Invest a few levels of skill points.
What are you talking about? What Ranger abilities are you talking about that "don't fit" specifically? It is a Gloomstalker, which fits pretty shadowfell darn well, to include the subclass spell selection.
So you go to the plane of shadow and as a result you are now Mister Nature Guy with Natural Explorer, natury ranger spells, favored enemies that don't make sense, fighting styles that don't make sense(shadows make me fight different!), and and on. The only thing ranger gives you before Gloomstalker that matches your theme is stealth
You could, if you wanted your character to suck.
Not all of us min-max/power game. And, well, we still don't suck. ;)
 

CreamCloud0

One day, I hope to actually play DnD.
Most of the time, if I cast Web, the melee either blunder into it on purpose or even light it on fire, all to get at the bad guys. The idea that it's meant to give us some breathing room apparently does not compute in their brains.

Heck, one time, I cast Hypnotic Pattern, and someone deliberately attacked an enemy affected by it! When I asked, "why would you do that?", he made some lame excuse like "my character has no idea what your spell does", even though I told the whole group when my Sorcerer learned it!
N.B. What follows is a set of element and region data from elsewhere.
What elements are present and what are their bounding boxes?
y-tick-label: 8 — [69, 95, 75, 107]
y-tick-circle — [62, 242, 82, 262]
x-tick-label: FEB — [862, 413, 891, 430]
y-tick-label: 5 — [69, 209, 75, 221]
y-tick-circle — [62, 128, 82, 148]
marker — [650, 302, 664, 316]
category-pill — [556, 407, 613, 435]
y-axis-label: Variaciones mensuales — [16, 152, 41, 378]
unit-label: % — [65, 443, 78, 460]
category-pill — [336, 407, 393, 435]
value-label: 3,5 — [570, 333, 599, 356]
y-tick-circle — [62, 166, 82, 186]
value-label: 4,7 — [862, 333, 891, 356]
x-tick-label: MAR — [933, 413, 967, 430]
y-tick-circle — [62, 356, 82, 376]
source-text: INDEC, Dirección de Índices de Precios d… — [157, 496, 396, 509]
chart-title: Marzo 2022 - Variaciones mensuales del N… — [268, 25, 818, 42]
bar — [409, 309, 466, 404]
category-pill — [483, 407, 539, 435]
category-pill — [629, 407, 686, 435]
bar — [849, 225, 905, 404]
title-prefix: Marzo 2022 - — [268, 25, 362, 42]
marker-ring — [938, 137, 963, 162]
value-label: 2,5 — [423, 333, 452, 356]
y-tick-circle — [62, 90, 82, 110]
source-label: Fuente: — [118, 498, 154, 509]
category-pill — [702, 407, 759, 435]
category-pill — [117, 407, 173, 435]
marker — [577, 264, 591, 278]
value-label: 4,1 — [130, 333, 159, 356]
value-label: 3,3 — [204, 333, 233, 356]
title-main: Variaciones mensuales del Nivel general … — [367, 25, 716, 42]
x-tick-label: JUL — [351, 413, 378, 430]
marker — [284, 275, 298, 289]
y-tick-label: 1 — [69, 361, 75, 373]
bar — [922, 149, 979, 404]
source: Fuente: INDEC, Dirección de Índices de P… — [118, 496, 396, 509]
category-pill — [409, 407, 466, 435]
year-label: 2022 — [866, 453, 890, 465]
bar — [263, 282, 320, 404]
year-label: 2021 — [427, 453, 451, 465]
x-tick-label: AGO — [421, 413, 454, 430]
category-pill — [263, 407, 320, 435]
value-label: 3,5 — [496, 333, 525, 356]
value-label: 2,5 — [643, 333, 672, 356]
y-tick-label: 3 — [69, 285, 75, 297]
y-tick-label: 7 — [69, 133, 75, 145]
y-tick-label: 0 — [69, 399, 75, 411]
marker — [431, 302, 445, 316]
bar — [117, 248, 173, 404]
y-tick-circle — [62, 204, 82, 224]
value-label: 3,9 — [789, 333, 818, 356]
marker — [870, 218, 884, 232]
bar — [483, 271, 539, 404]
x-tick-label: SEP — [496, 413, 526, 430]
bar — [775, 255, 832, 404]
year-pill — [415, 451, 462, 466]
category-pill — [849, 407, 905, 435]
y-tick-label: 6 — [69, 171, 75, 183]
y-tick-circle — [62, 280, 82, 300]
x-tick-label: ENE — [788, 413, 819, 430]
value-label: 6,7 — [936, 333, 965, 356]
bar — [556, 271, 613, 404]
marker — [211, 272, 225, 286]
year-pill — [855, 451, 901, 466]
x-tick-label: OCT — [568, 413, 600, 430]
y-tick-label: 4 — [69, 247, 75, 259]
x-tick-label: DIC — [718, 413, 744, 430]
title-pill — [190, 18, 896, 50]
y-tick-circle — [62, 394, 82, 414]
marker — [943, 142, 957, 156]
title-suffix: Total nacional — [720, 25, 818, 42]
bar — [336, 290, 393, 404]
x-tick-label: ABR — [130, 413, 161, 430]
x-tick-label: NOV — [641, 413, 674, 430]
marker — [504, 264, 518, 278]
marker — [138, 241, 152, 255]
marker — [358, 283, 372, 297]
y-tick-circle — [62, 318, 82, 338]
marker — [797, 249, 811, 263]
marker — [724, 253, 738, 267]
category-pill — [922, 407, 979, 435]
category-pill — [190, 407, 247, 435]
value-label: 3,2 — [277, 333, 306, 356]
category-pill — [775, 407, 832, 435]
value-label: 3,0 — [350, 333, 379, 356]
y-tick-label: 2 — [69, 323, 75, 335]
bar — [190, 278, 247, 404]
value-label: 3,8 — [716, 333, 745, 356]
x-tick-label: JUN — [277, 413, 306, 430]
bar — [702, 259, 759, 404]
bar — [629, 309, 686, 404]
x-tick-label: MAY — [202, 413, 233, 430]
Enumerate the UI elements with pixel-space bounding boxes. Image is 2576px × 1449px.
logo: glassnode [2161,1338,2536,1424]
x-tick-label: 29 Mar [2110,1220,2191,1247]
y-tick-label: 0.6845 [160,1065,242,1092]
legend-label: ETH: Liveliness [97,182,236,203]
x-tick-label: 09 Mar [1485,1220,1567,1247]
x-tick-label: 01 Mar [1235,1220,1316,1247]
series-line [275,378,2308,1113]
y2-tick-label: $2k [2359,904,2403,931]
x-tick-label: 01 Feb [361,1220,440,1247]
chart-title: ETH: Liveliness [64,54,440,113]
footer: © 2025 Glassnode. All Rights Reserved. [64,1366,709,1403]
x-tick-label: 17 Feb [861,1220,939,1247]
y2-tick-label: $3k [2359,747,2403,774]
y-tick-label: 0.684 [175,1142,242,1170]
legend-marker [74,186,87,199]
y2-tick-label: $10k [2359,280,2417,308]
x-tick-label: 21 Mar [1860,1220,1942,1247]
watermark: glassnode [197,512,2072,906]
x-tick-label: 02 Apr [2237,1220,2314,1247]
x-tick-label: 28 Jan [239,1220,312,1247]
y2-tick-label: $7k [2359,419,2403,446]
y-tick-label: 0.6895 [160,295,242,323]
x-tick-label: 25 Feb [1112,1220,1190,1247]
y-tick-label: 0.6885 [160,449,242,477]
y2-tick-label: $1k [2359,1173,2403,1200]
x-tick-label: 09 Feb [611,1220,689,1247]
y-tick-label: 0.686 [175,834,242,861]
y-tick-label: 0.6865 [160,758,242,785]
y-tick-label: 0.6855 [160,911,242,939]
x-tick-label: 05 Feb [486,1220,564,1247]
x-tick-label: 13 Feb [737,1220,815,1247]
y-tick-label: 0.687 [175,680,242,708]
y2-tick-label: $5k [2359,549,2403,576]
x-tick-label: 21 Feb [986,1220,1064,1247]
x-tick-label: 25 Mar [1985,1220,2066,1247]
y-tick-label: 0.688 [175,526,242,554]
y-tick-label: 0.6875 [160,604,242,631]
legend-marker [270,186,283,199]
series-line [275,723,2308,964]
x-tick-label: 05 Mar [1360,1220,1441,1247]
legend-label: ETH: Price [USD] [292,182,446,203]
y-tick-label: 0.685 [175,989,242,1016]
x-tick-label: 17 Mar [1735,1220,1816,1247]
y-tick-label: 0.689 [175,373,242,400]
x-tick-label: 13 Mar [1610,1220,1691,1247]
I wonder if I'm the only one who has ever had these problems when trying to use control spells...
can you end concentration off-turn? maybe you should start dropping it moments before they disrupt the effects, the web melts away seconds before they can burn it, hypnotic pattern ends and the enemy snaps out of their trance just as your ally goes to attack, "well you were going to end it anyway what's the difference in it ending a few seconds earlier?" maybe then they'll start getting a clue that you and them actually want those effects active

and if it wasn't obvious, /sarcasm
 

James Gasik

We don't talk about Pun-Pun
Supporter
can you end concentration off-turn? maybe you should start dropping it moments before they disrupt the effects, the web melts away seconds before they can burn it, hypnotic pattern ends and the enemy snaps out of their trance just as your ally goes to attack, "well you were going to end it anyway what's the difference in it ending a few seconds earlier?" maybe then they'll start getting a clue that you and them actually want those effects active

and if it wasn't obvious, /sarcasm
Hey that's a great idea! Nothing could possibly go wrong! Those darned melee will learn their lesson and respect me more, I'm positive!